基本的にBIA(分岐命令アドレス)とBTA(分岐先アドレス)を格納する1R1WのRAMがインスタンスされている。
`include "constants.vh"
`default_nettype none
module btb(
input wire clk,
input wire reset,
input wire [`ADDR_LEN-1:0] pc,
output wire hit,
output wire [`ADDR_LEN-1:0] jmpaddr,
input wire we,
input wire [`ADDR_LEN-1:0] jmpsrc,
input wire [`ADDR_LEN-1:0] jmpdst,
input wire invalid2
);
wire [`ADDR_LEN-1:0] tag_data;
reg [`BTB_IDX_NUM-1:0] valid;
512bitのバリッドビットが実装されている。
wire [`BTB_IDX_SEL-1:0] waddr = jmpsrc[3+:`BTB_IDX_SEL];
wire [`ADDR_LEN-1:0] pc2 = pc+4;
wire hit1 = ((tag_data == pc) && valid[pc[3+:`BTB_IDX_SEL]]) ?
1'b1 : 1'b0;
wire hit2 = ((tag_data == pc2) && ~invalid2
&& valid[pc[3+:`BTB_IDX_SEL]]) ? 1'b1 : 1'b0;
assign hit = hit1 | hit2;
PCがタグデータ(分岐元アドレス)と一致し、かつPCでバリッドビットを引き、バリッドであればhit1をtrueとする。PC+4のアドレスがタグデータ(分岐元アドレス)と一致し、かつPCでバリッドビットを引き、バリッドであればhit2をtrueとする。hit信号はhit1またはhit2がtrueのときにtrueとする。

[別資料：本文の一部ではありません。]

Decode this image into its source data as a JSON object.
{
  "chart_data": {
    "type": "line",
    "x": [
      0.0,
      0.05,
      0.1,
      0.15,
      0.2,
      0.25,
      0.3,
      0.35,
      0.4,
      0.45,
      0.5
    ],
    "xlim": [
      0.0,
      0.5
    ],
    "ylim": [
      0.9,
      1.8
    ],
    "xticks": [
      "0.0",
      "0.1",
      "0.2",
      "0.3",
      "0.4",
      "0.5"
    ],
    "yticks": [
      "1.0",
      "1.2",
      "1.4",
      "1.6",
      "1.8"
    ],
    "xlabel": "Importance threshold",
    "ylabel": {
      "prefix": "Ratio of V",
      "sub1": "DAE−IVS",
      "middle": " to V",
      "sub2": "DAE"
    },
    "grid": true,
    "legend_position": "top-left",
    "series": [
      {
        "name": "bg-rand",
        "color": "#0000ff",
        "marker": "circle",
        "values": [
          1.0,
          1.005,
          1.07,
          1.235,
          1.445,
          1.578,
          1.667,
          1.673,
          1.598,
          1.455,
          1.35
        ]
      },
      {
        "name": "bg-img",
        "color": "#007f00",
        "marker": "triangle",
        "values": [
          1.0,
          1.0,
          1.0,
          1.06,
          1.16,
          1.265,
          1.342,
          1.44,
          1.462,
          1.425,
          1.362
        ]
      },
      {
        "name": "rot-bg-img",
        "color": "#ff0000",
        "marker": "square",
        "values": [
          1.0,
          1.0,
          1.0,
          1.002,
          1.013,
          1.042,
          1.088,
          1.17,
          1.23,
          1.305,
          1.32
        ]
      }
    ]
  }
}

ところで、妙な記法があることにお気づきだろうか。PCの3ビットオフセットのビット切り出しを行っているが、これはプラスコロンという配列表記法のようで、以下で説明を見つけた。
https://stackoverflow.com/questions/18067571/indexing-vectors-and-arrays-with/18068296#18068296
PC[3+:9]という表記は、コロンの左が開始ビット(+)あるいは終了ビット(-)であり、コロンの右側は常にビット幅とのこと。この場合は3ビット目から9ビットを切り出す、つまりPC[3+9-1:3]=PC[11:3]ということになる。
always @ (negedge clk) begin
if (reset) begin
valid <= 0;
end else begin
if (we) begin
valid[waddr] <= 1'b1;
end
end
end
これはバリッドビットの制御ロジックである。バリッドビットはリセットでクリアされ、外部からのweのアサート時に、waddrの示すvalidをtrueとする。weはどこから来るかといえば、ROB(リオーダバッファ)の分岐コミット信号のようである。
ram_sync_1r1w #(`BTB_IDX_SEL, `ADDR_LEN, `BTB_IDX_NUM) bia
(
.clk(~clk),
.raddr1(pc[3+:`BTB_IDX_SEL]),
.rdata1(tag_data),
.waddr(waddr),
// .wdata(jmpsrc[31:3+`BTB_IDX_SEL]),
.wdata(jmpsrc),
.we(we)
);
ram_sync_1r1w #(`BTB_IDX_SEL, `ADDR_LEN, `BTB_IDX_NUM) bta
(
.clk(~clk),
.raddr1(pc[3+:`BTB_IDX_SEL]),
.rdata1(jmpaddr),
.waddr(waddr),
.wdata(jmpdst),
.we(we)
);
endmodule // btb
前述のとおりBIA(分岐命令アドレス)とBTA(分岐先アドレス)を格納する1R1WのRAMのインスタンス。